The OECD Secretary-General, Angel Gurría has described the new standard as a “game changer” and commented, “This new standard on automatic exchange of information will ramp up international tax co-operation, putting governments back on a more even footing as they seek to protect the integrity of their tax systems and fight tax evasion."
Contents Of The Standard
The standard sets out:
The financial account information to be exchanged;
The financial institutions required to report;
The types of accounts and taxpayers covered; and
Common due diligence procedures to be followed by financial institutions.
The OECD report on the standard provides details of proposed Competent Authority Agreements (“CAA”) which sets out detailed rules for the exchange of information, and Common Reporting Standard (“CRS”) which contains reporting and due diligence rules for signatory countries.

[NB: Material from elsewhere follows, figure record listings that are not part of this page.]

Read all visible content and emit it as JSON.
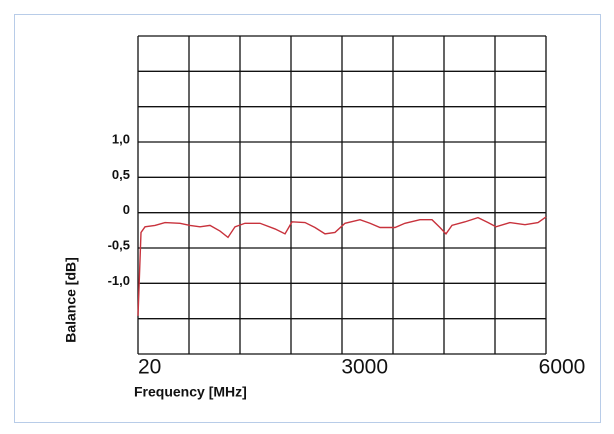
{
  "chart_data": {
    "type": "line",
    "xlabel": "Frequency [MHz]",
    "ylabel": "Balance  [dB]",
    "x": [
      20,
      64,
      123,
      269,
      416,
      636,
      782,
      929,
      1075,
      1222,
      1339,
      1442,
      1588,
      1808,
      2028,
      2175,
      2277,
      2468,
      2614,
      2761,
      2907,
      3054,
      3274,
      3420,
      3567,
      3787,
      3933,
      4153,
      4329,
      4446,
      4534,
      4622,
      4812,
      5003,
      5149,
      5267,
      5472,
      5692,
      5883,
      6000
    ],
    "series": [
      {
        "name": "Balance",
        "color": "#c8323c",
        "values": [
          -1.46,
          -0.28,
          -0.2,
          -0.18,
          -0.14,
          -0.15,
          -0.18,
          -0.2,
          -0.18,
          -0.26,
          -0.35,
          -0.2,
          -0.15,
          -0.15,
          -0.23,
          -0.3,
          -0.13,
          -0.14,
          -0.21,
          -0.3,
          -0.28,
          -0.15,
          -0.1,
          -0.15,
          -0.21,
          -0.21,
          -0.15,
          -0.1,
          -0.1,
          -0.21,
          -0.3,
          -0.18,
          -0.13,
          -0.07,
          -0.14,
          -0.2,
          -0.14,
          -0.17,
          -0.14,
          -0.06
        ]
      }
    ],
    "xlim": [
      20,
      6000
    ],
    "xticks": [
      20,
      3000,
      6000
    ],
    "ylim": [
      -2,
      2.5
    ],
    "yticks": [
      {
        "value": 1,
        "label": "1,0"
      },
      {
        "value": 0.5,
        "label": "0,5"
      },
      0,
      {
        "value": -0.5,
        "label": "-0,5"
      },
      {
        "value": -1,
        "label": "-1,0"
      }
    ],
    "grid": true,
    "grid_columns": 8,
    "grid_rows": 9
  }
}
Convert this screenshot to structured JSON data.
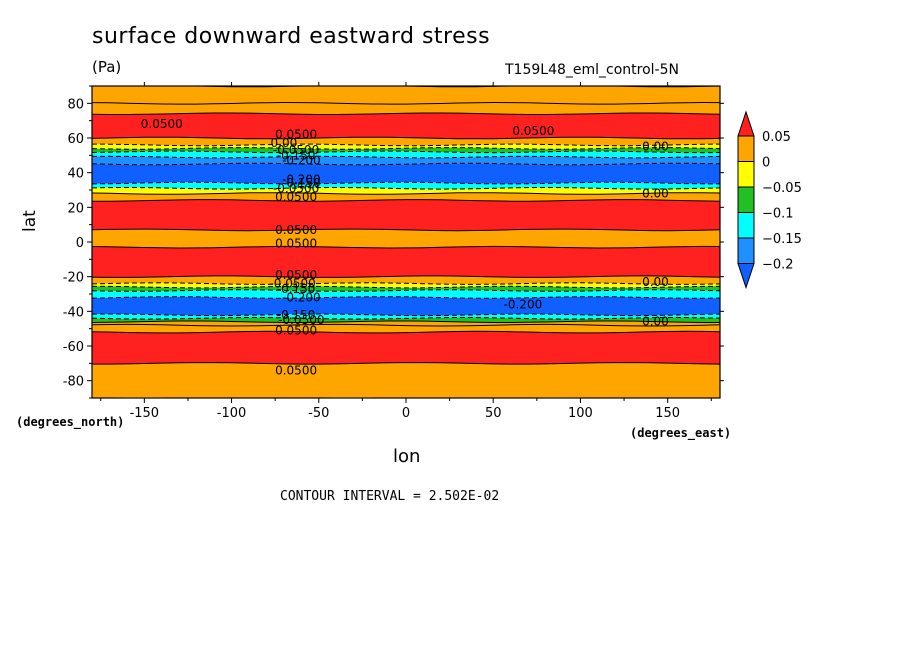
{
  "chart_data": {
    "type": "heatmap",
    "title": "surface downward eastward stress",
    "units": "(Pa)",
    "dataset_label": "T159L48_eml_control-5N",
    "xlabel": "lon",
    "ylabel": "lat",
    "x_units": "(degrees_east)",
    "y_units": "(degrees_north)",
    "xlim": [
      -180,
      180
    ],
    "ylim": [
      -90,
      90
    ],
    "x_ticks": [
      -150,
      -100,
      -50,
      0,
      50,
      100,
      150
    ],
    "y_ticks": [
      -80,
      -60,
      -40,
      -20,
      0,
      20,
      40,
      60,
      80
    ],
    "contour_interval_text": "CONTOUR INTERVAL = 2.502E-02",
    "colorbar": {
      "levels": [
        0.05,
        0,
        -0.05,
        -0.1,
        -0.15,
        -0.2
      ],
      "tick_labels": [
        "0.05",
        "0",
        "−0.05",
        "−0.1",
        "−0.15",
        "−0.2"
      ],
      "colors": [
        "#ff2020",
        "#ffa500",
        "#ffff00",
        "#22c022",
        "#00ffff",
        "#1e90ff",
        "#1060ff"
      ]
    },
    "latitude_bands": [
      {
        "lat": [
          80,
          90
        ],
        "value": 0.01
      },
      {
        "lat": [
          74,
          80
        ],
        "value": 0.02
      },
      {
        "lat": [
          60,
          74
        ],
        "value": 0.06
      },
      {
        "lat": [
          56,
          60
        ],
        "value": 0.02
      },
      {
        "lat": [
          54,
          56
        ],
        "value": -0.01
      },
      {
        "lat": [
          52,
          54
        ],
        "value": -0.06
      },
      {
        "lat": [
          49,
          52
        ],
        "value": -0.12
      },
      {
        "lat": [
          45,
          49
        ],
        "value": -0.17
      },
      {
        "lat": [
          34,
          45
        ],
        "value": -0.21
      },
      {
        "lat": [
          31,
          34
        ],
        "value": -0.12
      },
      {
        "lat": [
          28,
          31
        ],
        "value": -0.03
      },
      {
        "lat": [
          24,
          28
        ],
        "value": 0.02
      },
      {
        "lat": [
          7,
          24
        ],
        "value": 0.07
      },
      {
        "lat": [
          -3,
          7
        ],
        "value": 0.02
      },
      {
        "lat": [
          -20,
          -3
        ],
        "value": 0.07
      },
      {
        "lat": [
          -24,
          -20
        ],
        "value": 0.02
      },
      {
        "lat": [
          -26,
          -24
        ],
        "value": -0.03
      },
      {
        "lat": [
          -28,
          -26
        ],
        "value": -0.08
      },
      {
        "lat": [
          -32,
          -28
        ],
        "value": -0.14
      },
      {
        "lat": [
          -42,
          -32
        ],
        "value": -0.21
      },
      {
        "lat": [
          -44,
          -42
        ],
        "value": -0.14
      },
      {
        "lat": [
          -46,
          -44
        ],
        "value": -0.06
      },
      {
        "lat": [
          -48,
          -46
        ],
        "value": 0.0
      },
      {
        "lat": [
          -52,
          -48
        ],
        "value": 0.03
      },
      {
        "lat": [
          -70,
          -52
        ],
        "value": 0.07
      },
      {
        "lat": [
          -90,
          -70
        ],
        "value": 0.03
      }
    ],
    "contour_labels": [
      {
        "text": "0.0500",
        "lon": -140,
        "lat": 68
      },
      {
        "text": "0.0500",
        "lon": -63,
        "lat": 62
      },
      {
        "text": "0.0500",
        "lon": 73,
        "lat": 64
      },
      {
        "text": "0.00",
        "lon": 143,
        "lat": 55
      },
      {
        "text": "0.00",
        "lon": -70,
        "lat": 57
      },
      {
        "text": "-0.0500",
        "lon": -63,
        "lat": 53
      },
      {
        "text": "-0.150",
        "lon": -63,
        "lat": 50
      },
      {
        "text": "-0.200",
        "lon": -60,
        "lat": 47
      },
      {
        "text": "-0.200",
        "lon": -60,
        "lat": 36
      },
      {
        "text": "-0.150",
        "lon": -60,
        "lat": 34
      },
      {
        "text": "-0.0500",
        "lon": -63,
        "lat": 31
      },
      {
        "text": "0.0500",
        "lon": -63,
        "lat": 26
      },
      {
        "text": "0.00",
        "lon": 143,
        "lat": 28
      },
      {
        "text": "0.0500",
        "lon": -63,
        "lat": 7
      },
      {
        "text": "0.0500",
        "lon": -63,
        "lat": -1
      },
      {
        "text": "0.0500",
        "lon": -63,
        "lat": -19
      },
      {
        "text": "0.00",
        "lon": 143,
        "lat": -23
      },
      {
        "text": "-0.0500",
        "lon": -65,
        "lat": -24
      },
      {
        "text": "-0.150",
        "lon": -63,
        "lat": -27
      },
      {
        "text": "-0.200",
        "lon": -60,
        "lat": -32
      },
      {
        "text": "-0.200",
        "lon": 67,
        "lat": -36
      },
      {
        "text": "-0.150",
        "lon": -63,
        "lat": -42
      },
      {
        "text": "-0.0500",
        "lon": -60,
        "lat": -45
      },
      {
        "text": "0.00",
        "lon": 143,
        "lat": -46
      },
      {
        "text": "0.0500",
        "lon": -63,
        "lat": -51
      },
      {
        "text": "0.0500",
        "lon": -63,
        "lat": -74
      }
    ]
  }
}
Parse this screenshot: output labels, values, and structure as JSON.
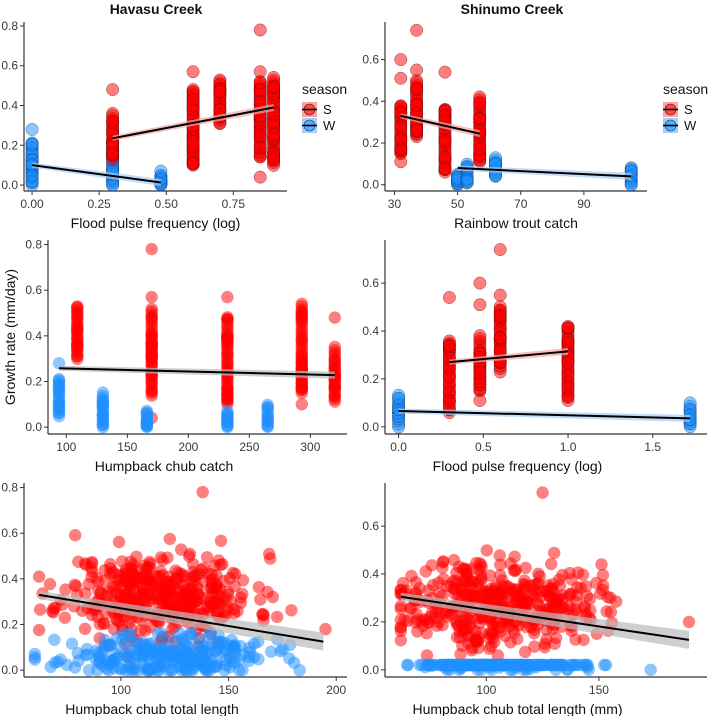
{
  "figure": {
    "columns": [
      "Havasu Creek",
      "Shinumo Creek"
    ],
    "shared_ylabel": "Growth rate (mm/day)"
  },
  "colors": {
    "S": "#ff0000",
    "W": "#1e90ff",
    "fit_line": "#000000",
    "ci_band": "#bbbbbb"
  },
  "legend": {
    "title": "season",
    "entries": [
      {
        "key": "S",
        "label": "S"
      },
      {
        "key": "W",
        "label": "W"
      }
    ]
  },
  "chart_data": [
    {
      "id": "havasu-flood",
      "type": "scatter",
      "title": "Havasu Creek",
      "xlabel": "Flood pulse frequency (log)",
      "ylabel": "",
      "xlim": [
        -0.03,
        0.95
      ],
      "ylim": [
        -0.03,
        0.82
      ],
      "xticks": [
        0.0,
        0.25,
        0.5,
        0.75
      ],
      "xtick_labels": [
        "0.00",
        "0.25",
        "0.50",
        "0.75"
      ],
      "yticks": [
        0.0,
        0.2,
        0.4,
        0.6,
        0.8
      ],
      "ytick_labels": [
        "0.0",
        "0.2",
        "0.4",
        "0.6",
        "0.8"
      ],
      "legend": true,
      "outlined": true,
      "groups": [
        {
          "season": "W",
          "x": 0.0,
          "ymin": 0.0,
          "ymax": 0.21,
          "outliers": [
            0.28
          ]
        },
        {
          "season": "W",
          "x": 0.3,
          "ymin": 0.0,
          "ymax": 0.22,
          "outliers": []
        },
        {
          "season": "W",
          "x": 0.48,
          "ymin": 0.0,
          "ymax": 0.05,
          "outliers": [
            0.07
          ]
        },
        {
          "season": "S",
          "x": 0.3,
          "ymin": 0.13,
          "ymax": 0.36,
          "outliers": [
            0.48
          ]
        },
        {
          "season": "S",
          "x": 0.6,
          "ymin": 0.1,
          "ymax": 0.48,
          "outliers": [
            0.57
          ]
        },
        {
          "season": "S",
          "x": 0.7,
          "ymin": 0.31,
          "ymax": 0.53,
          "outliers": []
        },
        {
          "season": "S",
          "x": 0.85,
          "ymin": 0.14,
          "ymax": 0.52,
          "outliers": [
            0.04,
            0.57,
            0.78
          ]
        },
        {
          "season": "S",
          "x": 0.9,
          "ymin": 0.1,
          "ymax": 0.54,
          "outliers": []
        }
      ],
      "fits": [
        {
          "season": "S",
          "x": [
            0.3,
            0.9
          ],
          "y": [
            0.235,
            0.39
          ]
        },
        {
          "season": "W",
          "x": [
            0.0,
            0.48
          ],
          "y": [
            0.1,
            0.013
          ]
        }
      ]
    },
    {
      "id": "shinumo-trout",
      "type": "scatter",
      "title": "Shinumo Creek",
      "xlabel": "Rainbow trout catch",
      "ylabel": "",
      "xlim": [
        27,
        110
      ],
      "ylim": [
        -0.03,
        0.78
      ],
      "xticks": [
        30,
        50,
        70,
        90
      ],
      "xtick_labels": [
        "30",
        "50",
        "70",
        "90"
      ],
      "yticks": [
        0.0,
        0.2,
        0.4,
        0.6
      ],
      "ytick_labels": [
        "0.0",
        "0.2",
        "0.4",
        "0.6"
      ],
      "legend": true,
      "outlined": true,
      "groups": [
        {
          "season": "S",
          "x": 32,
          "ymin": 0.15,
          "ymax": 0.38,
          "outliers": [
            0.11,
            0.51,
            0.6
          ]
        },
        {
          "season": "S",
          "x": 37,
          "ymin": 0.23,
          "ymax": 0.5,
          "outliers": [
            0.55,
            0.74
          ]
        },
        {
          "season": "S",
          "x": 46,
          "ymin": 0.06,
          "ymax": 0.36,
          "outliers": [
            0.54
          ]
        },
        {
          "season": "S",
          "x": 57,
          "ymin": 0.11,
          "ymax": 0.42,
          "outliers": []
        },
        {
          "season": "W",
          "x": 50,
          "ymin": 0.0,
          "ymax": 0.05,
          "outliers": []
        },
        {
          "season": "W",
          "x": 53,
          "ymin": 0.01,
          "ymax": 0.1,
          "outliers": []
        },
        {
          "season": "W",
          "x": 62,
          "ymin": 0.04,
          "ymax": 0.13,
          "outliers": []
        },
        {
          "season": "W",
          "x": 105,
          "ymin": 0.0,
          "ymax": 0.08,
          "outliers": []
        }
      ],
      "fits": [
        {
          "season": "S",
          "x": [
            32,
            57
          ],
          "y": [
            0.33,
            0.245
          ]
        },
        {
          "season": "W",
          "x": [
            50,
            105
          ],
          "y": [
            0.08,
            0.04
          ]
        }
      ]
    },
    {
      "id": "havasu-chub-catch",
      "type": "scatter",
      "title": "",
      "xlabel": "Humpback chub catch",
      "ylabel": "Growth rate (mm/day)",
      "xlim": [
        85,
        330
      ],
      "ylim": [
        -0.03,
        0.82
      ],
      "xticks": [
        100,
        150,
        200,
        250,
        300
      ],
      "xtick_labels": [
        "100",
        "150",
        "200",
        "250",
        "300"
      ],
      "yticks": [
        0.0,
        0.2,
        0.4,
        0.6,
        0.8
      ],
      "ytick_labels": [
        "0.0",
        "0.2",
        "0.4",
        "0.6",
        "0.8"
      ],
      "legend": false,
      "outlined": false,
      "groups": [
        {
          "season": "W",
          "x": 94,
          "ymin": 0.05,
          "ymax": 0.21,
          "outliers": [
            0.28
          ]
        },
        {
          "season": "W",
          "x": 130,
          "ymin": 0.0,
          "ymax": 0.15,
          "outliers": []
        },
        {
          "season": "W",
          "x": 166,
          "ymin": 0.0,
          "ymax": 0.07,
          "outliers": []
        },
        {
          "season": "W",
          "x": 232,
          "ymin": 0.0,
          "ymax": 0.07,
          "outliers": []
        },
        {
          "season": "W",
          "x": 265,
          "ymin": 0.0,
          "ymax": 0.1,
          "outliers": []
        },
        {
          "season": "S",
          "x": 109,
          "ymin": 0.3,
          "ymax": 0.53,
          "outliers": []
        },
        {
          "season": "S",
          "x": 170,
          "ymin": 0.14,
          "ymax": 0.52,
          "outliers": [
            0.04,
            0.57,
            0.78
          ]
        },
        {
          "season": "S",
          "x": 232,
          "ymin": 0.1,
          "ymax": 0.48,
          "outliers": [
            0.57
          ]
        },
        {
          "season": "S",
          "x": 293,
          "ymin": 0.15,
          "ymax": 0.54,
          "outliers": [
            0.1
          ]
        },
        {
          "season": "S",
          "x": 320,
          "ymin": 0.11,
          "ymax": 0.35,
          "outliers": [
            0.48
          ]
        }
      ],
      "fits": [
        {
          "season": "all",
          "x": [
            94,
            320
          ],
          "y": [
            0.258,
            0.228
          ]
        }
      ]
    },
    {
      "id": "shinumo-flood",
      "type": "scatter",
      "title": "",
      "xlabel": "Flood pulse frequency (log)",
      "ylabel": "",
      "xlim": [
        -0.08,
        1.82
      ],
      "ylim": [
        -0.03,
        0.78
      ],
      "xticks": [
        0.0,
        0.5,
        1.0,
        1.5
      ],
      "xtick_labels": [
        "0.0",
        "0.5",
        "1.0",
        "1.5"
      ],
      "yticks": [
        0.0,
        0.2,
        0.4,
        0.6
      ],
      "ytick_labels": [
        "0.0",
        "0.2",
        "0.4",
        "0.6"
      ],
      "legend": false,
      "outlined": true,
      "groups": [
        {
          "season": "W",
          "x": 0.0,
          "ymin": 0.0,
          "ymax": 0.13,
          "outliers": []
        },
        {
          "season": "W",
          "x": 1.72,
          "ymin": 0.0,
          "ymax": 0.1,
          "outliers": []
        },
        {
          "season": "S",
          "x": 0.3,
          "ymin": 0.06,
          "ymax": 0.36,
          "outliers": [
            0.54
          ]
        },
        {
          "season": "S",
          "x": 0.48,
          "ymin": 0.15,
          "ymax": 0.38,
          "outliers": [
            0.11,
            0.51,
            0.6
          ]
        },
        {
          "season": "S",
          "x": 0.6,
          "ymin": 0.23,
          "ymax": 0.5,
          "outliers": [
            0.55,
            0.74
          ]
        },
        {
          "season": "S",
          "x": 1.0,
          "ymin": 0.11,
          "ymax": 0.42,
          "outliers": []
        }
      ],
      "fits": [
        {
          "season": "S",
          "x": [
            0.3,
            1.0
          ],
          "y": [
            0.27,
            0.315
          ]
        },
        {
          "season": "W",
          "x": [
            0.0,
            1.72
          ],
          "y": [
            0.066,
            0.035
          ]
        }
      ]
    },
    {
      "id": "havasu-length",
      "type": "scatter",
      "title": "",
      "xlabel": "Humpback chub total length",
      "ylabel": "",
      "xlim": [
        55,
        205
      ],
      "ylim": [
        -0.03,
        0.82
      ],
      "xticks": [
        100,
        150,
        200
      ],
      "xtick_labels": [
        "100",
        "150",
        "200"
      ],
      "yticks": [
        0.0,
        0.2,
        0.4,
        0.6,
        0.8
      ],
      "ytick_labels": [
        "0.0",
        "0.2",
        "0.4",
        "0.6",
        "0.8"
      ],
      "legend": false,
      "outlined": false,
      "clouds": [
        {
          "season": "S",
          "n": 420,
          "x_range": [
            62,
            195
          ],
          "x_center": 118,
          "x_spread": 22,
          "y_center": 0.33,
          "y_spread": 0.09,
          "y_min": 0.04,
          "y_max": 0.78,
          "seed": 11
        },
        {
          "season": "W",
          "n": 260,
          "x_range": [
            60,
            183
          ],
          "x_center": 120,
          "x_spread": 24,
          "y_center": 0.06,
          "y_spread": 0.05,
          "y_min": 0.0,
          "y_max": 0.28,
          "seed": 23
        }
      ],
      "fits": [
        {
          "season": "all",
          "x": [
            62,
            194
          ],
          "y": [
            0.33,
            0.125
          ],
          "ci": true
        }
      ]
    },
    {
      "id": "shinumo-length",
      "type": "scatter",
      "title": "",
      "xlabel": "Humpback chub total length (mm)",
      "ylabel": "",
      "xlim": [
        55,
        198
      ],
      "ylim": [
        -0.03,
        0.78
      ],
      "xticks": [
        100,
        150
      ],
      "xtick_labels": [
        "100",
        "150"
      ],
      "yticks": [
        0.0,
        0.2,
        0.4,
        0.6
      ],
      "ytick_labels": [
        "0.0",
        "0.2",
        "0.4",
        "0.6"
      ],
      "legend": false,
      "outlined": false,
      "clouds": [
        {
          "season": "S",
          "n": 430,
          "x_range": [
            62,
            190
          ],
          "x_center": 105,
          "x_spread": 22,
          "y_center": 0.28,
          "y_spread": 0.09,
          "y_min": 0.06,
          "y_max": 0.74,
          "seed": 37
        },
        {
          "season": "W",
          "n": 200,
          "x_range": [
            65,
            173
          ],
          "x_center": 105,
          "x_spread": 20,
          "y_center": 0.06,
          "y_spread": 0.04,
          "y_min": 0.0,
          "y_max": 0.14,
          "seed": 51
        }
      ],
      "fits": [
        {
          "season": "all",
          "x": [
            62,
            190
          ],
          "y": [
            0.305,
            0.125
          ],
          "ci": true
        }
      ]
    }
  ]
}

The new proposed standard mirrors work already carried out by the OECD in relation to the automatic exchange of information, incorporating progress made within the EU to reinforce global anti-money laundering standards, and also using some of the framework that has already been implemented by organisations to facilitate the US FATCA.
Implementation Of The New Standard
The implementation will be based on domestic law and the OECD have highlighted the importance of consistency of application across jurisdictions in an effort to avoid creating unnecessary costs and complexity for financial institutions, particularly those operating in more than one jurisdiction.
Implementation information and technical solutions to facilitating the information exchange are yet to be finalised but the OECD expect these to be released during a G20 meeting of finance ministers in September 2014.
Reportable accounts include accounts held by individuals, entities, trusts and foundations. The standard also contains a requirement to examine passive entities to report on the individuals ultimately controlling the entities.
The financial information to be reported from eligible accounts includes account balances, sales proceeds, financial assets, as well as all types of investment income such as interest, dividends and income from certain insurance contracts.
The OECD document highlights that these are minimum expected standards and that countries can ask for more information, the framework is not intended to restrict other types of automatic information exchanges. The scope of the framework is intentionally broad, and similar to FATCA, in an attempt to reduce the risk of circumvention.
This latest effort by the G20 and OECD to ‘tighten the noose’ on tax evaders is the most ambitious to date, while plans for the implementation are still in development tax professionals are sure to be busy already preparing for the implementation of FATCA. Only time will tell how effectively the exchange of such a large amount of information can be facilitated and for now all eyes are on the OECD.